The SEC brought another market crisis case centered on the failure of senior corporate officials to disclose the disintegrating financial condition of their company as the market crisis unfolded. Thornburg Mortgage, Inc. was then the nation’s second largest independent mortgage company after Countrywide Financial Corporation. Like the officers of Countrywide and those of other mortgage giants, Thornburg’s senior officers concealed the true condition of the institution even as it tumbled to default and ruin, according to the complaint. SEC v. Goldstone, Case No. 12-257 (D.N.M. Filed March 13, 2012)

Named as defendants are Larry Goldstone, the former CEO and president of the lender, Clarence Simmons, former CFO and senior executive v.p. and Jane Starrett, former chief accounting officer. Thornburg was a publicly traded, single family mortgage lender. Shortly before the filing of the 2007 Form 10-K on February 28, 2008 the institution was suffering from a liquidity crisis. The cash for the long term lender came from the short term capital markets through repurchase or repo agreements. Those agreements required Thornburg to make margin calls if the value of the securities collateralizing them fell below certain thresholds.

In the fourth quarter of 2007 the company experienced about $360 million in margin calls. This followed a period in which Thornburg paid about $2 billion in margin calls and had to liquidate about $22 billion in mortgage backed securities at an estimated loss of $1.1 billion.

As the company prepared to file its 2007 10-K its financial condition continued to plummet. Adjustable rate mortgage or ARM securities it held dropped in value although the firm did not take a write down. By late February 2008 the company could not meet the more than $300 million in margin calls it had recently received. At the same time, paying late meant that Thornburg violated its lending agreements with at least three lenders. If the firm was declared in default its financial condition would sink further. That default would trigger another under the cross-default clauses with its other lenders which would lead to the seizure of its ARM securities that were the collateral for its loans. Disclosure of these facts would undermine plans to raise additional cash. It would also result in questions by the auditors about the valuation of its ARM securities which could lead to a $400 million write-off.

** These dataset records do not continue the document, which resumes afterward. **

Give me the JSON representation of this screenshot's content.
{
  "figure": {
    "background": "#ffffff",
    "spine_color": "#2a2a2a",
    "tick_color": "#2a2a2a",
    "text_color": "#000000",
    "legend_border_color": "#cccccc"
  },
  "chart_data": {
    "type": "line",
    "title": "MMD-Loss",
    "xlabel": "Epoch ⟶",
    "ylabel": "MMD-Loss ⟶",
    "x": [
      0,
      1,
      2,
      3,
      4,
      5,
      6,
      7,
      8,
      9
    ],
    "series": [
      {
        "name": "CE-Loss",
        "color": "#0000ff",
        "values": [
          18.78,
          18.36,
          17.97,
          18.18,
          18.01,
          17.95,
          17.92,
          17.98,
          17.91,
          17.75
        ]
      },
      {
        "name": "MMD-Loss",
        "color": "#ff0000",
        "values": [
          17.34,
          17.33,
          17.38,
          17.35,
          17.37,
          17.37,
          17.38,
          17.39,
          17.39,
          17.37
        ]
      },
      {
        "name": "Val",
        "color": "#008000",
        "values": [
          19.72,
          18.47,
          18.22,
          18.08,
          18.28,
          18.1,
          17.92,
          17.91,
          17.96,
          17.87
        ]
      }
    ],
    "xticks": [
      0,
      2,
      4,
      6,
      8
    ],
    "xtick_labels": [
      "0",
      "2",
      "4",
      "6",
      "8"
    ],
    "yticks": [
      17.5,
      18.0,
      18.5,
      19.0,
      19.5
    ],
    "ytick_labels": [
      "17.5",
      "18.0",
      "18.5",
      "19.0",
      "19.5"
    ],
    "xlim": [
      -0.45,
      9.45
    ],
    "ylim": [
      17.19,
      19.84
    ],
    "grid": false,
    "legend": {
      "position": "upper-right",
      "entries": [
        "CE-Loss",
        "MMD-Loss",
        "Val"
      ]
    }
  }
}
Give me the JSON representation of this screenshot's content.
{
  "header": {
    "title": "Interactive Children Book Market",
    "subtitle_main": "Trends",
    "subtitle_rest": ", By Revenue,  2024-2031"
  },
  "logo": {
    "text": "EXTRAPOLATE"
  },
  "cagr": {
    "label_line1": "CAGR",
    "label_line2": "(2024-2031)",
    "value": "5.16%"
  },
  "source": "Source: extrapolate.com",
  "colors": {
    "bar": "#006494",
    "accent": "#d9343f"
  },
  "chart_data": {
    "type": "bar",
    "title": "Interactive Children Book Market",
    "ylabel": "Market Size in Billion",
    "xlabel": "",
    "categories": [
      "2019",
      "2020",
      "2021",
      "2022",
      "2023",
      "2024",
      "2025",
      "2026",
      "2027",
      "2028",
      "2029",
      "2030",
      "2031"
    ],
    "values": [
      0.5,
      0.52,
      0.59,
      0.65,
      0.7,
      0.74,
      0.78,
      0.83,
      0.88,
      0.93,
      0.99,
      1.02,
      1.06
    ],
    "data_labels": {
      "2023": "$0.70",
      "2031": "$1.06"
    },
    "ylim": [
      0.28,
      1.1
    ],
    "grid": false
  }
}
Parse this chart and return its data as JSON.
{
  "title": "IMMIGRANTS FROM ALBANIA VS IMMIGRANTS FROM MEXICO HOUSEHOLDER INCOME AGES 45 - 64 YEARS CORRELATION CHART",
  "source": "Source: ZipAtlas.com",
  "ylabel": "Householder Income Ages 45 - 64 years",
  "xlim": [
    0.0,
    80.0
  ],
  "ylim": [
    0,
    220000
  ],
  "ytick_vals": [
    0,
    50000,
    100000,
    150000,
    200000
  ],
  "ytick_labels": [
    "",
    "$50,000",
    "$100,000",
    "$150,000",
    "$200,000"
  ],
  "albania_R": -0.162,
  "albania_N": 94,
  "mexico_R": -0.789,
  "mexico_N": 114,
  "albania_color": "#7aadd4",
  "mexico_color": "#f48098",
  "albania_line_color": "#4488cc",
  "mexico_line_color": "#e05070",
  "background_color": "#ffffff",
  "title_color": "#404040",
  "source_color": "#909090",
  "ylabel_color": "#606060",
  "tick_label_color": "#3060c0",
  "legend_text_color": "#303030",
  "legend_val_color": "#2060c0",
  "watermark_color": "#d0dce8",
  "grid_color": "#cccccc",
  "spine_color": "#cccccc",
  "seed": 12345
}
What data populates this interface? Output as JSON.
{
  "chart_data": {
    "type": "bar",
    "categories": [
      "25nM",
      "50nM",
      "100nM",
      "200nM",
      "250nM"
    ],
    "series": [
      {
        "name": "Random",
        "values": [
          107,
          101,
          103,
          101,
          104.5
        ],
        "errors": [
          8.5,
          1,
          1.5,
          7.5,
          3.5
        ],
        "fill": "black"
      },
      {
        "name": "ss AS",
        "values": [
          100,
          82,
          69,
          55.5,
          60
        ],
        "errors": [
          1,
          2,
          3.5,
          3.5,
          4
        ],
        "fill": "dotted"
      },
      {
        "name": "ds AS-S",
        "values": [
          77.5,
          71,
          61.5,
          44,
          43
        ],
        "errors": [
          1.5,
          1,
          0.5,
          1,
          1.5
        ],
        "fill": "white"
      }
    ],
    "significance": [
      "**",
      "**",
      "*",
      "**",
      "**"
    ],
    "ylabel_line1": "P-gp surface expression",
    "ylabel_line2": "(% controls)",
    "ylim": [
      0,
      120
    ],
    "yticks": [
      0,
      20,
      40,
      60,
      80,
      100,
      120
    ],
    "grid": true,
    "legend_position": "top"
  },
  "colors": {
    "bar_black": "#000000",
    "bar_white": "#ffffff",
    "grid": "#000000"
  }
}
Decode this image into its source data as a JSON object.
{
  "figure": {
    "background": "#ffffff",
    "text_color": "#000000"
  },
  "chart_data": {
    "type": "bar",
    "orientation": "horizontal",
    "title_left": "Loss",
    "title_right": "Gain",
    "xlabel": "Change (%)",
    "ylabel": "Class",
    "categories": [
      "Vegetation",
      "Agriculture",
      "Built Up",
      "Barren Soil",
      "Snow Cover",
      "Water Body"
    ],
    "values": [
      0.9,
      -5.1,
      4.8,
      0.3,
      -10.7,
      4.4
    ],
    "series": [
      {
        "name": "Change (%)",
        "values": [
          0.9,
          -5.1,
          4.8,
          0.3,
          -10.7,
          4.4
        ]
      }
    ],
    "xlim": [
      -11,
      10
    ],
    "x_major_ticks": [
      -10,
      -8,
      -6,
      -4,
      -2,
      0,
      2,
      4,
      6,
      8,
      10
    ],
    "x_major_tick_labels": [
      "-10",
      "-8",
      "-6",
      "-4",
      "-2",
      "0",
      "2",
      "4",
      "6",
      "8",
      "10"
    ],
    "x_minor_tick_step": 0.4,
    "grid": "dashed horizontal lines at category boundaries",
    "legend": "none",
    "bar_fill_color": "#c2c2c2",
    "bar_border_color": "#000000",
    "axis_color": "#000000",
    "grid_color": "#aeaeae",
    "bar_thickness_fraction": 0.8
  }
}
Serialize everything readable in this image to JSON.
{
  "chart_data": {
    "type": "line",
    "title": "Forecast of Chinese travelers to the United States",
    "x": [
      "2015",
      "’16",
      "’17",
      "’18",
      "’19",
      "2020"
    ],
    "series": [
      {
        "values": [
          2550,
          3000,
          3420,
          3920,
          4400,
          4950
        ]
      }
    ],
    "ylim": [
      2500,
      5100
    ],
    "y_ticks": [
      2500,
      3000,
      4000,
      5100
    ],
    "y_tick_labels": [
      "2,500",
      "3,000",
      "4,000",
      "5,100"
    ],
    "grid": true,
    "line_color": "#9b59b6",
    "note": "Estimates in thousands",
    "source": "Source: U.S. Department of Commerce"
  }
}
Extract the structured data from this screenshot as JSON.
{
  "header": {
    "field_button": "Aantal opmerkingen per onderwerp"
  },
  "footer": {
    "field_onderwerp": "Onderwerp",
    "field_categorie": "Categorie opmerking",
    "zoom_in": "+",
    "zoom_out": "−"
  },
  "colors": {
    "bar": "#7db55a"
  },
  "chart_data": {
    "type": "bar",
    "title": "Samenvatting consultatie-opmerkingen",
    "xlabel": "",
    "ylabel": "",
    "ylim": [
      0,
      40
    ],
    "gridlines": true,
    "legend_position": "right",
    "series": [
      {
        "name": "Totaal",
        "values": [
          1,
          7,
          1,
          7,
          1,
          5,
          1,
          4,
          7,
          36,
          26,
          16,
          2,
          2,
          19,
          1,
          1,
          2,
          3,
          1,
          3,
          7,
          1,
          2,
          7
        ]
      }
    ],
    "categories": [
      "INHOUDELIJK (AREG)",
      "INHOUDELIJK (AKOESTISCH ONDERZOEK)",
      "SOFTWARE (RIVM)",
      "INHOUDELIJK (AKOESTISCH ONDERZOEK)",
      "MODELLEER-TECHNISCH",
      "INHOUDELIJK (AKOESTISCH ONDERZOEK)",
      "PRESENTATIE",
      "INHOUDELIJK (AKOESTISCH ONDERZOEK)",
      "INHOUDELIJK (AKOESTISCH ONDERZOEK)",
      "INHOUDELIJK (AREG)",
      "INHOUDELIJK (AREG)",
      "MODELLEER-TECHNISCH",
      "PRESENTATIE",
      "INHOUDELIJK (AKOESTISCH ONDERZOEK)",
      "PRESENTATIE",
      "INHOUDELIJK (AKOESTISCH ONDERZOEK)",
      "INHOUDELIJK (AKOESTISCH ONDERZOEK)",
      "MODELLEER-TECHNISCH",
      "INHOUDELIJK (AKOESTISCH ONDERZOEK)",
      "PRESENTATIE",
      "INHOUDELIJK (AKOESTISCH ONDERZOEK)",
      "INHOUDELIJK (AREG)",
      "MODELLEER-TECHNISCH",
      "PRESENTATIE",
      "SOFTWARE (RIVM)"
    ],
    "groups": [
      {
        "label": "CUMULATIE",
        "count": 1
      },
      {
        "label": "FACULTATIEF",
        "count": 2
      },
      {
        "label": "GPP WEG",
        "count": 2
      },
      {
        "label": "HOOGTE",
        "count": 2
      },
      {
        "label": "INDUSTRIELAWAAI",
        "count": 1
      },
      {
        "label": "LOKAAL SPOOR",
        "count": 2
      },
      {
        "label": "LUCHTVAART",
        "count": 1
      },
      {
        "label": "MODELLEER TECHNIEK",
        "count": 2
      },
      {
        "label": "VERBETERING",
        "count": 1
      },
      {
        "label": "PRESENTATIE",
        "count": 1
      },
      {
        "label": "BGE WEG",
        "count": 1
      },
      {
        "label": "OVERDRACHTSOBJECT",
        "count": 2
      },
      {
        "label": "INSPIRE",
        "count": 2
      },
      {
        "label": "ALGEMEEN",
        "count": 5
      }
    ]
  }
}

The auditors were not told about the violation of the lending agreements or that that Thornburg sold some of its ARM securities to make margin calls. Just hours before filing the Form 10-K the company made the final payment on its margin calls. The Form 10-K was approved by defendants Goldstone, Simmons and Starrett. It was certified by Messrs. Glodstone and Simmons. The filing represented that Thornburg had successfully met its margin calls without being required to sell assets. It also stated that the firm had the ability to hold its ARM securities until they recovered their market value.

Within two hours of filing the Form 10-K the company received more margin calls. Thornburg did not have the capital to meet the calls. Two business days after the filing the mortgage company filed a Form 8-K acknowledging this fact and stating that it had received a notice of default. Five days later on March 7, 2008 Thornburg filed a second Form 8-K announcing that it would restate its days old Form 10-K. When that restatement was filed on March 11 it reflected a loss of $428 million from the write down of its ARM securities. It also reported a loss in the fourth quarter, erasing the previously claimed gain for the period, and acknowledged that the company might not continue as a going concern. Eventually the Thornburg filed for bankruptcy.

The complaint alleges violations of Securities Act Section 17(a) and Exchange Act Sections 10(b), 13(a), 13(b)(2)(A, 13(b)(2)(B) and 13(b)(5) as well as control person liability under section 20(a). The case is in litigation.